Unutmayın: Türkiye de İsrail gibi sizlerin rahat edeceğiniz bir iklimdir...
Ne zaman isterseniz buyurun...
FAKİR FUKARANIN PARASI
Atalarımız ne güzel demiş: 'Alma mazlumun ahını çıkar aheste aheste.'
Bunu biraz değiştirerek zamana uyarlayalım: Alma fakir fukarının parasını cihat yapacağım diyerek; çıkar aheste aheste...
Necmeddin Erbakan öldükten sonra çocukları miras yüzünden birbirlerine girdiler.
Yalılar, fabrikalar...
Meğer bu mülkler Erbakan hocanın kapatılan partilerinin malı imiş. Dini bütün hocamız; devlete kalmasın diyerek kendi yakınlarının üstüne geçirtmiş parti mallarını.
O mallar yüzünden şimdi çocuklar birbirlerine girdiler. Girdiler de yüzünden kavga ettikleri o malı mülkü kendileri mi kazandılar?
Ne gezeeer?
Türkiye Müslüman değil; bizler de patates dinindeniz ya...
İşte bizi Müslüman etmek; bunun için de Milli Görüş adına cihat yapmak politikasıyla ortaya çıktı Erbakan hoca. Bu politika ile kendisine inanan insanlardan topladı o malı mülkü. O insanlar da fakir fukara (garib guraba) idi.
Şimdi garib ü gurabanın parası için mücahit Erbakan'ın mücahit oğlu ile mücahide kızları 'Yok sen çok aldın, yok bana az verdiniz!' kavgası yapıyorlar.
Kuran ile Allah ile aldatmak nedir derseniz; en açık cevabı bu değil midir?
Din üzerinden politika yapanların çocuklarının bu hali; Erbakan taklitçilerinin ilerideki halini göstermiyor mu?
Ey benim fakir fukara kardeşlerim!

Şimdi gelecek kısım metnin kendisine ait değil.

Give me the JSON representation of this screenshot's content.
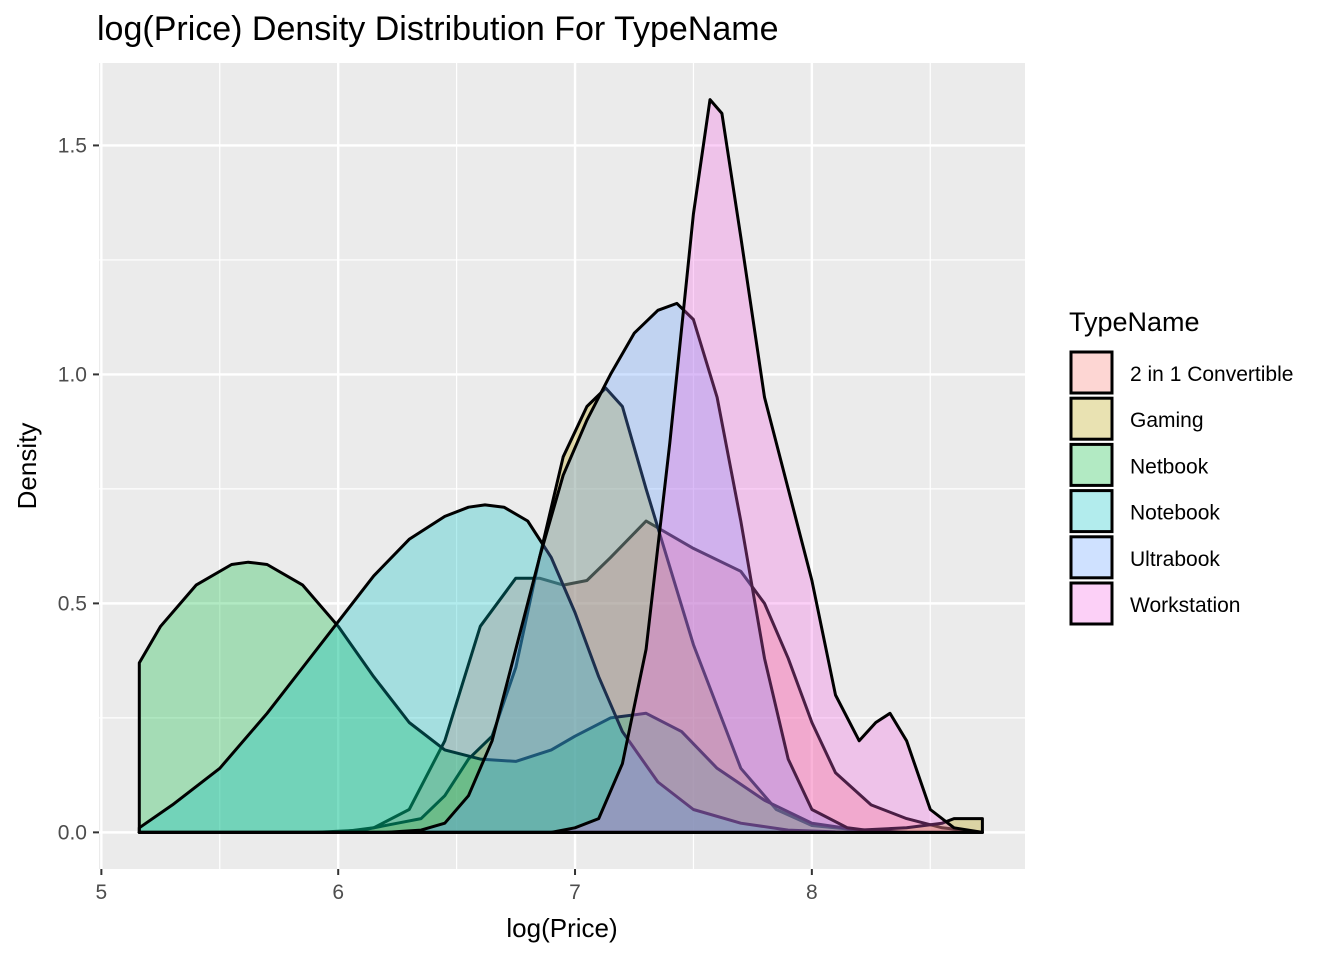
{
  "chart_data": {
    "type": "area",
    "title": "log(Price) Density Distribution For TypeName",
    "xlabel": "log(Price)",
    "ylabel": "Density",
    "xlim": [
      4.99,
      8.9
    ],
    "ylim": [
      -0.08,
      1.68
    ],
    "x_ticks": [
      5,
      6,
      7,
      8
    ],
    "x_tick_labels": [
      "5",
      "6",
      "7",
      "8"
    ],
    "y_ticks": [
      0,
      0.5,
      1,
      1.5
    ],
    "y_tick_labels": [
      "0.0",
      "0.5",
      "1.0",
      "1.5"
    ],
    "grid": true,
    "background": "#ebebeb",
    "fill_opacity": 0.3,
    "legend": {
      "title": "TypeName",
      "position": "right",
      "entries": [
        "2 in 1 Convertible",
        "Gaming",
        "Netbook",
        "Notebook",
        "Ultrabook",
        "Workstation"
      ]
    },
    "series": [
      {
        "name": "2 in 1 Convertible",
        "color": "#f8766d",
        "x": [
          5.16,
          5.5,
          5.9,
          6.0,
          6.15,
          6.3,
          6.45,
          6.6,
          6.75,
          6.85,
          6.95,
          7.05,
          7.15,
          7.3,
          7.5,
          7.7,
          7.8,
          7.9,
          8.0,
          8.1,
          8.25,
          8.4,
          8.55,
          8.72
        ],
        "y": [
          0.0,
          0.0,
          0.0,
          0.0,
          0.01,
          0.05,
          0.2,
          0.45,
          0.555,
          0.555,
          0.54,
          0.55,
          0.6,
          0.68,
          0.62,
          0.57,
          0.5,
          0.38,
          0.24,
          0.13,
          0.06,
          0.03,
          0.01,
          0.0
        ]
      },
      {
        "name": "Gaming",
        "color": "#b79f00",
        "x": [
          5.16,
          5.9,
          6.1,
          6.25,
          6.35,
          6.45,
          6.55,
          6.65,
          6.75,
          6.85,
          6.95,
          7.05,
          7.13,
          7.2,
          7.3,
          7.5,
          7.7,
          7.85,
          8.0,
          8.2,
          8.4,
          8.55,
          8.6,
          8.72
        ],
        "y": [
          0.0,
          0.0,
          0.005,
          0.02,
          0.03,
          0.08,
          0.16,
          0.21,
          0.36,
          0.6,
          0.82,
          0.93,
          0.97,
          0.93,
          0.75,
          0.41,
          0.14,
          0.05,
          0.015,
          0.005,
          0.01,
          0.02,
          0.03,
          0.03
        ]
      },
      {
        "name": "Netbook",
        "color": "#00ba38",
        "x": [
          5.16,
          5.25,
          5.4,
          5.55,
          5.62,
          5.7,
          5.85,
          6.0,
          6.15,
          6.3,
          6.45,
          6.6,
          6.75,
          6.9,
          7.0,
          7.15,
          7.3,
          7.45,
          7.6,
          7.8,
          8.0,
          8.2,
          8.4
        ],
        "y": [
          0.37,
          0.45,
          0.54,
          0.585,
          0.59,
          0.585,
          0.54,
          0.45,
          0.34,
          0.24,
          0.18,
          0.16,
          0.155,
          0.18,
          0.21,
          0.25,
          0.26,
          0.22,
          0.14,
          0.07,
          0.02,
          0.005,
          0.0
        ]
      },
      {
        "name": "Notebook",
        "color": "#00bfc4",
        "x": [
          5.16,
          5.3,
          5.5,
          5.7,
          5.85,
          6.0,
          6.15,
          6.3,
          6.45,
          6.55,
          6.62,
          6.7,
          6.8,
          6.9,
          7.0,
          7.1,
          7.2,
          7.35,
          7.5,
          7.7,
          7.9,
          8.1,
          8.3
        ],
        "y": [
          0.01,
          0.06,
          0.14,
          0.26,
          0.36,
          0.46,
          0.56,
          0.64,
          0.69,
          0.71,
          0.715,
          0.71,
          0.68,
          0.6,
          0.48,
          0.34,
          0.22,
          0.11,
          0.05,
          0.02,
          0.005,
          0.001,
          0.0
        ]
      },
      {
        "name": "Ultrabook",
        "color": "#619cff",
        "x": [
          5.16,
          6.2,
          6.35,
          6.45,
          6.55,
          6.65,
          6.75,
          6.85,
          6.95,
          7.05,
          7.15,
          7.25,
          7.35,
          7.43,
          7.5,
          7.6,
          7.7,
          7.8,
          7.9,
          8.0,
          8.15,
          8.3
        ],
        "y": [
          0.0,
          0.0,
          0.005,
          0.02,
          0.08,
          0.2,
          0.4,
          0.6,
          0.78,
          0.9,
          1.0,
          1.09,
          1.14,
          1.155,
          1.12,
          0.95,
          0.68,
          0.38,
          0.16,
          0.05,
          0.01,
          0.0
        ]
      },
      {
        "name": "Workstation",
        "color": "#f564e3",
        "x": [
          5.16,
          6.9,
          7.0,
          7.1,
          7.2,
          7.3,
          7.4,
          7.5,
          7.57,
          7.62,
          7.7,
          7.8,
          7.9,
          8.0,
          8.1,
          8.2,
          8.27,
          8.33,
          8.4,
          8.5,
          8.6,
          8.72
        ],
        "y": [
          0.0,
          0.0,
          0.01,
          0.03,
          0.15,
          0.4,
          0.85,
          1.35,
          1.6,
          1.57,
          1.3,
          0.95,
          0.75,
          0.55,
          0.3,
          0.2,
          0.24,
          0.26,
          0.2,
          0.05,
          0.01,
          0.0
        ]
      }
    ]
  }
}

Din adına yürütülen politikaların yalı ve fabrika politikası olduğunu ne zaman anlayacaksınız?
DARBECİLİK BUDUR
İktidarımız; kamuoyuna, 'Darbecilerle mücadele ediyoruz.' havası atıyor ama darbe kurumlarını da tepe tepe kullanıyor. Sadece Giresun Üniversitesi rektörlüğü için çevrilen dolaplara bakın yeter.
Bu üniversiteye rektör atanacak. Atamayı YÖK'ün belirlediği adaylar içinden Cumhurbaşkanı Gül yapacak.
Rektörlük için profesörler başvuruyor. Oradaki akademisyenler de oy vererek tercihlerini gösteriyorlar.
İşte bu adaylardan bir akademisyen 31 oy, bir diğeri 29 oy, öbürü ise sadece 1 oy alıyor.
YÖK; rektörlük için işte o 1 oy alan Murat Teker'i aday gösteriyor.
O 1 oy alan zat-ı muhterem de 'Hizmet edip hayır duası almak isterim.' buyuruyor.
***
YÖK; 12 Eylül darbesinin en katı kuruluşu ama iktidar ve bağlantıları tarafından böyle kullanılıyor.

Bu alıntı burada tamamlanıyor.